The decision for Greece to join the European Community is mainly attributed to the vision and determination of its Prime Minister at the time Mr Konstantinos Karamanlis. It reflected the country’s wish to bring stability into its fragile democracy, which suffered severely after a 7 year-long dictatorship, and at the same time to modernize the Greek economy. In 1981 Greece became the 10th full member of the European Community. It engaged itself in a course of European integration, which continues up to the present day. This decision is hailed today by the large majority of the Greek population as the most important of its modern history.
There is no doubt that Greece gained a lot from its membership in the EU. The benefits were tangible. Based on the principle of solidarity that underpins the Community system, the financial contributions that Greece received through the various funding programmes have always been substantial. Greece was seriously lagging behind in growth, while its economy badly needed restructuring. For that reason it became a full beneficiary of the Structural Funds and the Cohesion Fund of the EU since their establishment in 1989 and in 1993 respectively. The biggest part of this community contribution was earmarked for improvement of infrastructure, mainly road construction. In addition, Greek agriculture was also substantially supported by the Common Agricultural Policy.
The country made considerable progress as a result. At the same time, however, it is fair to admit that the Greek governments and administration have not always made an optimal use of these funds. Consequently, Greece has not managed even to come near to the level of progress and growth rate reached by Ireland, another beneficiary of the structural funds. This all becomes more relevant now that the next financial package will certainly not be as generous. All in all, even if Greece has not exploited all the advantages that the EU has offered, the main element to retain is that the country could not have made it as far and as good without the EU.

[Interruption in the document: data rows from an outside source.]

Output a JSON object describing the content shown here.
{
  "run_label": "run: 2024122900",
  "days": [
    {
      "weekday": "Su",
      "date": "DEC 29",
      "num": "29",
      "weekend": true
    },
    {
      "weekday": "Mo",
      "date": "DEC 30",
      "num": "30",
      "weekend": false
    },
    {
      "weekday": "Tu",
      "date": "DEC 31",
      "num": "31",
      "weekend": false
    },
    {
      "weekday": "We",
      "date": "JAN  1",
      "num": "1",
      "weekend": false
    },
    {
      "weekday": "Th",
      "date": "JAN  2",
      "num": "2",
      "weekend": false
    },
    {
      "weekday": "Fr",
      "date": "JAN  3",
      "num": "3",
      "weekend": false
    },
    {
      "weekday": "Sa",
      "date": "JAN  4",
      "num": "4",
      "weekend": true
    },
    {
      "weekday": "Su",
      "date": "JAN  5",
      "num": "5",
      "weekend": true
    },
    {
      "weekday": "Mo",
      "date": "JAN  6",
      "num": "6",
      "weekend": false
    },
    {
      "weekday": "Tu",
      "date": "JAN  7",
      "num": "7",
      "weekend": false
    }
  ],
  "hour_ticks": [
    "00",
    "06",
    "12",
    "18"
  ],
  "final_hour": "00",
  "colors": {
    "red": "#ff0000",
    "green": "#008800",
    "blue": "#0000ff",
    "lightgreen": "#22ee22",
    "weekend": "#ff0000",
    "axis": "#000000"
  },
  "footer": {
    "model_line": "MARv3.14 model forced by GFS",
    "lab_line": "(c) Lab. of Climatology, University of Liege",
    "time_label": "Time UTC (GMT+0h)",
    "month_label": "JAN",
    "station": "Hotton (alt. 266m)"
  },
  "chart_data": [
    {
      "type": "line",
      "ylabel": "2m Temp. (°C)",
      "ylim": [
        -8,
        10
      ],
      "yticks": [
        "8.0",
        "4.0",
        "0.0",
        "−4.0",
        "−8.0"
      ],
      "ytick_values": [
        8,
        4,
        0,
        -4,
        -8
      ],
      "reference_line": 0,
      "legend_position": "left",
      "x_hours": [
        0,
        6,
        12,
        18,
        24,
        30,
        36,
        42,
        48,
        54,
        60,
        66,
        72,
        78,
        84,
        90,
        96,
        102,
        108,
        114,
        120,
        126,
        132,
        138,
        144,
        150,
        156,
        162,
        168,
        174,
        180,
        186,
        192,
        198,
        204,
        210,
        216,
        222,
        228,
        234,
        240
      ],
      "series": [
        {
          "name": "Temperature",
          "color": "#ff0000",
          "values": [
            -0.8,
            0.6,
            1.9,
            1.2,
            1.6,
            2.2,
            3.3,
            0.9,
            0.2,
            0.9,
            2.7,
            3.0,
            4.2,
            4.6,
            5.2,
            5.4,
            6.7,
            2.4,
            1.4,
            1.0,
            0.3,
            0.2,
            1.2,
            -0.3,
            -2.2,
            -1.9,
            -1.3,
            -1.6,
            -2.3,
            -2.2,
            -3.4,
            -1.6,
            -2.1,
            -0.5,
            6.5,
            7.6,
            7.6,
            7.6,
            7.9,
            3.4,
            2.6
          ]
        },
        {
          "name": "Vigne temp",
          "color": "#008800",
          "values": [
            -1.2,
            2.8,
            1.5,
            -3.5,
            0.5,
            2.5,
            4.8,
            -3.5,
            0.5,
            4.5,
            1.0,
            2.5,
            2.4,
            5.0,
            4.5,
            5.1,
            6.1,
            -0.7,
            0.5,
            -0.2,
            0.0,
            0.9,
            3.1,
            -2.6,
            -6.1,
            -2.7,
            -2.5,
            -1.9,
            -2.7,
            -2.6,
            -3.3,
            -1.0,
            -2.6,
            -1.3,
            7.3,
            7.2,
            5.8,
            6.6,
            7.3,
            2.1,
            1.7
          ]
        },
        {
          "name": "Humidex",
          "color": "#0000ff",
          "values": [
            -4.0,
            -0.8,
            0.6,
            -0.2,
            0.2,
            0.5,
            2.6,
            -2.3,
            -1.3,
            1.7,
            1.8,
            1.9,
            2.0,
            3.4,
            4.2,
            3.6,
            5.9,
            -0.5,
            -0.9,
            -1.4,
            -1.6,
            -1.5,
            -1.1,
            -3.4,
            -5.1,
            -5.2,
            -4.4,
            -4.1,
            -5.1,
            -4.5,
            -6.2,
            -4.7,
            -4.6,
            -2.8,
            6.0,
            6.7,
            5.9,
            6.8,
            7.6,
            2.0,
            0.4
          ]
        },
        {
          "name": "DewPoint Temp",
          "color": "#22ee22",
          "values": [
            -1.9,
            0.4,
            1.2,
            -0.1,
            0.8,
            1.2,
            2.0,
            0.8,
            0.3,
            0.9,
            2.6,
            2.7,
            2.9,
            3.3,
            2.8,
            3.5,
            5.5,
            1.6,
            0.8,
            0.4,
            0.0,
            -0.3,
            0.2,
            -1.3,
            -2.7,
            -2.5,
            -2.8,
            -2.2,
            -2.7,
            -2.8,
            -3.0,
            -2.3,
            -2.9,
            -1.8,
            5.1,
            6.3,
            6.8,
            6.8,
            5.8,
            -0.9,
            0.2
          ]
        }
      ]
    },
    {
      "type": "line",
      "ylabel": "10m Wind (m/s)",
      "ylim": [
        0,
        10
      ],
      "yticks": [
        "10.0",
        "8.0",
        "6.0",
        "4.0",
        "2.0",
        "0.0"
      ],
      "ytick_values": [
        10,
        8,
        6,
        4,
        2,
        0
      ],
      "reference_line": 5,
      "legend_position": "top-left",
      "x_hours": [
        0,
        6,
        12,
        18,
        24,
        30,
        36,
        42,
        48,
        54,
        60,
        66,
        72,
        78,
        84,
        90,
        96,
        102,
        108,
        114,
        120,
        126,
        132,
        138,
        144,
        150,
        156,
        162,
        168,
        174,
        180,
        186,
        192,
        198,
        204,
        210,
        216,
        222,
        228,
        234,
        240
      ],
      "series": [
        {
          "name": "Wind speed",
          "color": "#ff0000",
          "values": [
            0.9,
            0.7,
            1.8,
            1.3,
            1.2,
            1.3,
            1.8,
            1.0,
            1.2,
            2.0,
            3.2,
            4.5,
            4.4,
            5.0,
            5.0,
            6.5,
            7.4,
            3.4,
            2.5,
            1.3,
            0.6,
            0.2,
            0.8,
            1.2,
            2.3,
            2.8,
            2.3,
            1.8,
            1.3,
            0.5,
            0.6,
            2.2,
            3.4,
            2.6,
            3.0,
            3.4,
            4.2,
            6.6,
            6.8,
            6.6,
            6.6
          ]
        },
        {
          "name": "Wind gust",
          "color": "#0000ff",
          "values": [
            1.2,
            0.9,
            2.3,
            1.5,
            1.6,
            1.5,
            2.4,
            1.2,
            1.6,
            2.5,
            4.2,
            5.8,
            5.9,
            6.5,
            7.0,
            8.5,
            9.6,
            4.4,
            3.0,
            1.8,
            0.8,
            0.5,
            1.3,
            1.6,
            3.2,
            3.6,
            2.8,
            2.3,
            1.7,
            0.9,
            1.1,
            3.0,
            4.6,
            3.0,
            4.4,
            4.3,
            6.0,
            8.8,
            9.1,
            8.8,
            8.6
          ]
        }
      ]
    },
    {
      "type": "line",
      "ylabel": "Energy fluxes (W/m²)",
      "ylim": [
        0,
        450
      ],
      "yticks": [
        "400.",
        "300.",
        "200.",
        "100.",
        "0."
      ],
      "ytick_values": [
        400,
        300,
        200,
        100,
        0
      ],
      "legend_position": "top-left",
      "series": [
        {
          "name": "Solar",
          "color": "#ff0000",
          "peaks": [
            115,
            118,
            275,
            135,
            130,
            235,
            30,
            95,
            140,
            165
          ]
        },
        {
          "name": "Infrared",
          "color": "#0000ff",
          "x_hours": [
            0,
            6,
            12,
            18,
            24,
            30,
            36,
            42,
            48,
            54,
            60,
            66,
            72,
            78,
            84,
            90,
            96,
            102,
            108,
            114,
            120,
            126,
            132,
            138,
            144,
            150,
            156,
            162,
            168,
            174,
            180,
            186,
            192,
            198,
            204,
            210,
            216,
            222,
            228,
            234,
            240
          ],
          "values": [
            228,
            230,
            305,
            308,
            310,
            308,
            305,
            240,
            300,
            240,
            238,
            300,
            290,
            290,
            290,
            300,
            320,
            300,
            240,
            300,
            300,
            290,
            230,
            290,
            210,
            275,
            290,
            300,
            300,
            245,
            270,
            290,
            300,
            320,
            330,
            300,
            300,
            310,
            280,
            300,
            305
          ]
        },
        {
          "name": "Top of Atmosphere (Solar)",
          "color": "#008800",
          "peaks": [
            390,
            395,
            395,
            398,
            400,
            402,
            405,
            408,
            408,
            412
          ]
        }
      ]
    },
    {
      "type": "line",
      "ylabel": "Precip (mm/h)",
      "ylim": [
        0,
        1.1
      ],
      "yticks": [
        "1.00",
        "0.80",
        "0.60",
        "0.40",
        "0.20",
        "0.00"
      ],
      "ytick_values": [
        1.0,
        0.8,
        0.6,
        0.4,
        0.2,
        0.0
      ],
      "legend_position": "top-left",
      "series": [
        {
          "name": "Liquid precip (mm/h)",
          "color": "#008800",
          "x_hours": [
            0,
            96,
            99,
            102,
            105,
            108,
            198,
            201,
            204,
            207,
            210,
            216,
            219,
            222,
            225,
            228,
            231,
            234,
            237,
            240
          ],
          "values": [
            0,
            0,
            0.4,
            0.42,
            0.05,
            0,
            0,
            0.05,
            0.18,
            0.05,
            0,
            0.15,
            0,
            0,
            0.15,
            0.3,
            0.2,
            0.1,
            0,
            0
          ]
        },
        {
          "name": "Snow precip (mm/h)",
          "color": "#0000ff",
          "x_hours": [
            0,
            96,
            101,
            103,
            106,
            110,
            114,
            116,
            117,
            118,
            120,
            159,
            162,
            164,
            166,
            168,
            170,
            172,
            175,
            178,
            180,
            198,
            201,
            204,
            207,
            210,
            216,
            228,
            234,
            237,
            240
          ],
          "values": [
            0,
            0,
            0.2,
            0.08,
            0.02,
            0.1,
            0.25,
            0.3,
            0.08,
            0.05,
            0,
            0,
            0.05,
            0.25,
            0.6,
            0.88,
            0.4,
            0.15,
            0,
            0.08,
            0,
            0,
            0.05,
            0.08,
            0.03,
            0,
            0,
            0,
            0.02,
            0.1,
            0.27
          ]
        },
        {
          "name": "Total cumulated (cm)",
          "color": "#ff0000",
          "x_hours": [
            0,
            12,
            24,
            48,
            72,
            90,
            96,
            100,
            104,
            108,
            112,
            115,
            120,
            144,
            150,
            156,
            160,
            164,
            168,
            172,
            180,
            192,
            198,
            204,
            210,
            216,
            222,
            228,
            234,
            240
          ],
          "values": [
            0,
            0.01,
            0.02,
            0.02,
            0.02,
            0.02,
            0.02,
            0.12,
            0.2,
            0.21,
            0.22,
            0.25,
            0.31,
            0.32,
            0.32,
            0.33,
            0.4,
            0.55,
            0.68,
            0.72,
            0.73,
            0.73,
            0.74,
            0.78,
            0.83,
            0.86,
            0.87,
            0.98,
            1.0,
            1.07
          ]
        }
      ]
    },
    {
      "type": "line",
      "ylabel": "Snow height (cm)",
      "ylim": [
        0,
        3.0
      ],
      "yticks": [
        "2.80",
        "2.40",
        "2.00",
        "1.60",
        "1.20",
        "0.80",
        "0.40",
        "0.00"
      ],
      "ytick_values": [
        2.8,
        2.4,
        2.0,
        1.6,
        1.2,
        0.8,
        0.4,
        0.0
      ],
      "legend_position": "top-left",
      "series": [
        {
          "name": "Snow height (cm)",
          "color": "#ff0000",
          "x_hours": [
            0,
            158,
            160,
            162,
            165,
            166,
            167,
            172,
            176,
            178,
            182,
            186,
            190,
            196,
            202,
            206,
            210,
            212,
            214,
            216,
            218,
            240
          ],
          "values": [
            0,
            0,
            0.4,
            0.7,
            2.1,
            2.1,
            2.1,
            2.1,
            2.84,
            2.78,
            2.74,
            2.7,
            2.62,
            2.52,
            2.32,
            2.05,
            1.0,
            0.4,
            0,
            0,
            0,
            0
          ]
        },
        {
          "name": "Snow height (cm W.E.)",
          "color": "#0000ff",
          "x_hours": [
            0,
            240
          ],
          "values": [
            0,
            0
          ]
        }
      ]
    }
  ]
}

I don’t mean to imply that the relationship with the EU is valued only in financial terms. In political terms as well, Greece has the EU to thank -among others- for the security it has promoted in the region and the role it played during incidents of confrontation with neighbouring countries. As a result, it is not surprising that the public opinion -somehow reticent about the EU in the beginning of this course- is now a fervent supporter of its cause. Likewise, the leaders of most political parties are truly committed to the cause of European integration. The participation of Greece as a full member in the single currency further consolidates this position.
Today, Greece is placed among the largely pro-integrationist countries of the EU. It supports the gradual adoption of a “federal” model, the broadening of community competences in new policy fields, the strengthening of the European institutions notably the Parliament and the Commission, and the development of a true common foreign and security policy. By the same token, the ratification of the European Constitution should not be a problem for Greece, which also views favourably the prospect of a “defence Eurozone”. In other words, Greece aspires to become a front-runner in the EU. For that, it first needs to achieve true convergence for itself and its people. In the years to come, I believe this to be the true major challenge for Greece.
Now more than ever, Europe needs to further advance in its integration course. Following its recent enlargement, it is crucial that it fully commits again in a process of “deepening”. I am certain that Europe will move forward, to make a reality of the European vision and create a genuine Union of peoples. And Greece will be present in every step of the way.